PNNL

Abstract

Sequestration of uranium (U) by magnetite is a potentially important sink for U in natural and contaminated environments. However, molecular-scale controls which favor U(VI) uptake including both adsorption of U(VI) and reduction to U(VI) by magnetite remain poorly understood, in particular the role of U(VI)-CO3-Ca complexes in inhibiting U(VI) reduction. To investigate U uptake pathways on magnetite as a function of U(VI) aqueous speciation, we performed batch sorption experiments on (111) surfaces of natural single crystals under a range of solution conditions (pH 5 and 10; 0.1 mM U(VI); 1 mM NaCl; and with or without 0.5 mM CO3 and 0.1 mM Ca) and characterized surface-associated U using grazing incidence extended x-ray absorption fine structure spectroscopy (GI-EXAFS), grazing incidence x-ray diffraction (GI-XRD), and scanning electron microscopy (SEM).

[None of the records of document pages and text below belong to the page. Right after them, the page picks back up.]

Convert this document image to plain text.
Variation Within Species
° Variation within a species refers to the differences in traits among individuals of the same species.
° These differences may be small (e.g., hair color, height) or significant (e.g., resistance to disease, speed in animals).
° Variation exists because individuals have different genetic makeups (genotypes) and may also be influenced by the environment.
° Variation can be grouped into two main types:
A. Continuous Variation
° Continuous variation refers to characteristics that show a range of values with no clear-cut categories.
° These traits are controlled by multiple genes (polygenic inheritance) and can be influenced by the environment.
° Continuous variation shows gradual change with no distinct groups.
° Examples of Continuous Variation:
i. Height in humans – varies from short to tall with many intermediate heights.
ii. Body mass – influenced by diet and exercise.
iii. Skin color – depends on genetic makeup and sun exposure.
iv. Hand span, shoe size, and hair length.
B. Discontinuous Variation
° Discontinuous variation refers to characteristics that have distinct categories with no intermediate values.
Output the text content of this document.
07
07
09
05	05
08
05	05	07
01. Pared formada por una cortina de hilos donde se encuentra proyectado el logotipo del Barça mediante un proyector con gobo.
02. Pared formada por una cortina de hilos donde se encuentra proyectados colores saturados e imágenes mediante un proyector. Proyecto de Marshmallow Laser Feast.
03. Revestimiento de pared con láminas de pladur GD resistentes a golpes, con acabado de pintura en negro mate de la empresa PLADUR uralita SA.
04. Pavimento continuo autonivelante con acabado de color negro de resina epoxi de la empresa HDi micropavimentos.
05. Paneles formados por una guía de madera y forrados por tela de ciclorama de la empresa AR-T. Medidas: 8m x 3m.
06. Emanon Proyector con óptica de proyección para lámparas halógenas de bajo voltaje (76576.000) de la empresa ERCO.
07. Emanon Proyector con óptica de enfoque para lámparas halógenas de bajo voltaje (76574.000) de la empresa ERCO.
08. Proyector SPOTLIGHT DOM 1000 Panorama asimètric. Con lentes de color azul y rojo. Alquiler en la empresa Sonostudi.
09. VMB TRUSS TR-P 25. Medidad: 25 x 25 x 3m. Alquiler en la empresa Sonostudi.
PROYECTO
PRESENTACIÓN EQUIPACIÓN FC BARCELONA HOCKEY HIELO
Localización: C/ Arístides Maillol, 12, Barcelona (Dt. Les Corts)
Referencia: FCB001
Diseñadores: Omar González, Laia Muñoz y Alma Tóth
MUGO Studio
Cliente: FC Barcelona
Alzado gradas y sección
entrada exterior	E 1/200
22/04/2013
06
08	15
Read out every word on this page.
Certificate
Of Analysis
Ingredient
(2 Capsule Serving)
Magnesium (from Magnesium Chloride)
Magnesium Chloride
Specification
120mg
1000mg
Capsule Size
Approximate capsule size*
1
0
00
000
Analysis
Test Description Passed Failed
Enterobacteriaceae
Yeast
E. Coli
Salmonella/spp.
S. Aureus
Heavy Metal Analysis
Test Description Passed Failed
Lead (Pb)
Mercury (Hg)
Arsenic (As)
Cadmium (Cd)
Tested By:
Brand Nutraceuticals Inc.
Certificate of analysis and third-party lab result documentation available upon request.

In the absence of both carbonate ([CO3]T, denoted here as CO3) and calcium (Ca), or in the presence of CO3 only, co-existing adsorption of U(VI) surface species and reduction to U(IV) occurs at both pH 5 and 10. In the presence of both CO3 and Ca, only adsorption of U(VI) occur. When U reduction occurs, nanoparticulate UO2 forms only within and adjacent to surface microtopographic features such as crystal boundaries and cracks. This result suggests that U reduction is limited to defect-rich surface regions. Further, at both pH 5 and 10 in the presence of both CO3 and Ca, U(VI)-CO3-Ca ternary surface species develop and U reduction is precluded. These findings extend the range of conditions under which U (VI)-CO3-Ca complexes inhibit U reduction.